A lively communication sets in between the visitor from neighbouring Nicobar island and the Jarawas. The visitor has obviously managed to gain the friendship of the Natives. In the hard jungle life of a hunter-and-gatherer tribe, physical fitness is a matter of survival. Overweight would be as much as a death-sentence. The Jarawas express their curiosity and amusement towards the overweight visitor in grabbing him repeatedly. Accompanied by a large groupe of Jarawas, the outside visitors are welcomed in the settlement of the tribe. Since the making of this film in the year 1993 the relation between the Jarawas and outside visitors has increasingly deteriorated. After around 2004 the Jarawa have returned to their old way of life but maintain a distant but not hostile (as long as they are not pressed) attitude to the Indian population outside their reservation. 

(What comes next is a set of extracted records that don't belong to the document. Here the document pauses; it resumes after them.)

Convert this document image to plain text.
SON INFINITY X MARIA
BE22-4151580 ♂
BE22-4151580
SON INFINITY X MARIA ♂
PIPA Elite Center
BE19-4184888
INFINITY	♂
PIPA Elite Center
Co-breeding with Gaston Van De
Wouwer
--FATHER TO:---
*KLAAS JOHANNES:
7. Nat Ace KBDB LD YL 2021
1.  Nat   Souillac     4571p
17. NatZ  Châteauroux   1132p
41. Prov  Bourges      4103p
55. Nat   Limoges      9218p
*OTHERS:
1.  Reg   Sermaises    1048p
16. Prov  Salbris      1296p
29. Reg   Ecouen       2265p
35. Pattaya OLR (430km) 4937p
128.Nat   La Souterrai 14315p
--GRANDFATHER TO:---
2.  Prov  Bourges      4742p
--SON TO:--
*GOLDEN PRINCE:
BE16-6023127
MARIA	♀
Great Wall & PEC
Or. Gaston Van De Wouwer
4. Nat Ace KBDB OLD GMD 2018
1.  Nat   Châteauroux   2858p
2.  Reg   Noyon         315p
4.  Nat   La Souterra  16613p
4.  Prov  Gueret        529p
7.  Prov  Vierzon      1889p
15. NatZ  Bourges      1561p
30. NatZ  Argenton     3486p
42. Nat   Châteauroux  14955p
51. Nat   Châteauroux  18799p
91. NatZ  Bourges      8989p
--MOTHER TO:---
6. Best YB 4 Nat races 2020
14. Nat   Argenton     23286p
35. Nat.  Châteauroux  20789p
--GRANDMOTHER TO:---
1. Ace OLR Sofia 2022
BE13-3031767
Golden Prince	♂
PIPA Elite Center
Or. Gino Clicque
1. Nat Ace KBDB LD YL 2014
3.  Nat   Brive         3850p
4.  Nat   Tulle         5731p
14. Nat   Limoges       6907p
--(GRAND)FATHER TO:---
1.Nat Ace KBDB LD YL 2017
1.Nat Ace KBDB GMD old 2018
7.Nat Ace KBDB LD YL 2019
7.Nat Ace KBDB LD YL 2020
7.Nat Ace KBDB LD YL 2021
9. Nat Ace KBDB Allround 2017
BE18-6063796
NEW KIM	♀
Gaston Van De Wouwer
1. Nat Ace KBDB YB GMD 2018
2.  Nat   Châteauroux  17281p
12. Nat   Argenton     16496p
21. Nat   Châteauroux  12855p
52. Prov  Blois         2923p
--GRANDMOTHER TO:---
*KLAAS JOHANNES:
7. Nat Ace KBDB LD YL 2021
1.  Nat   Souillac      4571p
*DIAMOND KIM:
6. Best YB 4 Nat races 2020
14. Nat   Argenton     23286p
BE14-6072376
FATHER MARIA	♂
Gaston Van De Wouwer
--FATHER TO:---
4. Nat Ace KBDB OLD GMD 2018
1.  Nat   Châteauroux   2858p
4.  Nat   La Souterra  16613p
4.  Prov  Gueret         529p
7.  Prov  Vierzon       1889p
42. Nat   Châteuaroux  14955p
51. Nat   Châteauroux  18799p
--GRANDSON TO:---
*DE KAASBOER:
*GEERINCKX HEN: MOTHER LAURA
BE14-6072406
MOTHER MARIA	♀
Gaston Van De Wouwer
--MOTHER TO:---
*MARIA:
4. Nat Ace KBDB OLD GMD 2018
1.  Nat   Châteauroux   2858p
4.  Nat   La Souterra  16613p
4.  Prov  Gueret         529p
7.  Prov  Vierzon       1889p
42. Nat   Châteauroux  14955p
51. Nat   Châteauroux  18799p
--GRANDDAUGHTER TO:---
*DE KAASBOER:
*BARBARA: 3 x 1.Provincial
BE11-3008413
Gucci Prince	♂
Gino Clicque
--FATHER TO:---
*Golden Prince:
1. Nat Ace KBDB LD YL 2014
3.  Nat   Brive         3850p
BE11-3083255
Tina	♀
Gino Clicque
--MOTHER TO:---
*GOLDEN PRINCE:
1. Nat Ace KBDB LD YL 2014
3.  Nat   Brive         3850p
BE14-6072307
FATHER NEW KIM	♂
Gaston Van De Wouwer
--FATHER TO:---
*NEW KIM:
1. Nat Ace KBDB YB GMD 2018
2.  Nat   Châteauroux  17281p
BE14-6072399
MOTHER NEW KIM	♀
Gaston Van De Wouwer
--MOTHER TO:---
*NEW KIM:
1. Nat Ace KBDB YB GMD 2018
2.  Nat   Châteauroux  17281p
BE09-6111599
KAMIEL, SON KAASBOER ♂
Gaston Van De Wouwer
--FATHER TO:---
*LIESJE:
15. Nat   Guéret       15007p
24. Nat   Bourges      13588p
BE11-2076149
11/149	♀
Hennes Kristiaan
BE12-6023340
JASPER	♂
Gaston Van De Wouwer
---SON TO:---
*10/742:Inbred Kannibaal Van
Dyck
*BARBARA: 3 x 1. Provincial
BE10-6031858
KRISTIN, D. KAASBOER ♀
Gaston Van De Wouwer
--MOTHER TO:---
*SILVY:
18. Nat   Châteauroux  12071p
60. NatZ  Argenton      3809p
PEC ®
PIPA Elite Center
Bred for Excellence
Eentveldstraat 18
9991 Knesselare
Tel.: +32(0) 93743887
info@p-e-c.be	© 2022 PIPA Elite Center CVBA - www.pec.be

The coconuts brought by the visitors are eagerly prepared and shared in the community. Note also here the total absence of shame in relation to physical contact: In oder to solve the problem of the visitor's gender, only active grabbing will lead to an answer. Like a swarm of crickets, the Jarawas fall upon the visiting boat that is loaded with coconuts. Note the speed with which the red headscarfs of the indian visitors are being taken away, as Jarawas are fond of red coloured tissues. Nevertheless, no rivalry can be observed in-between the Jarawas themselves, as all the yield will be shared by the whole group.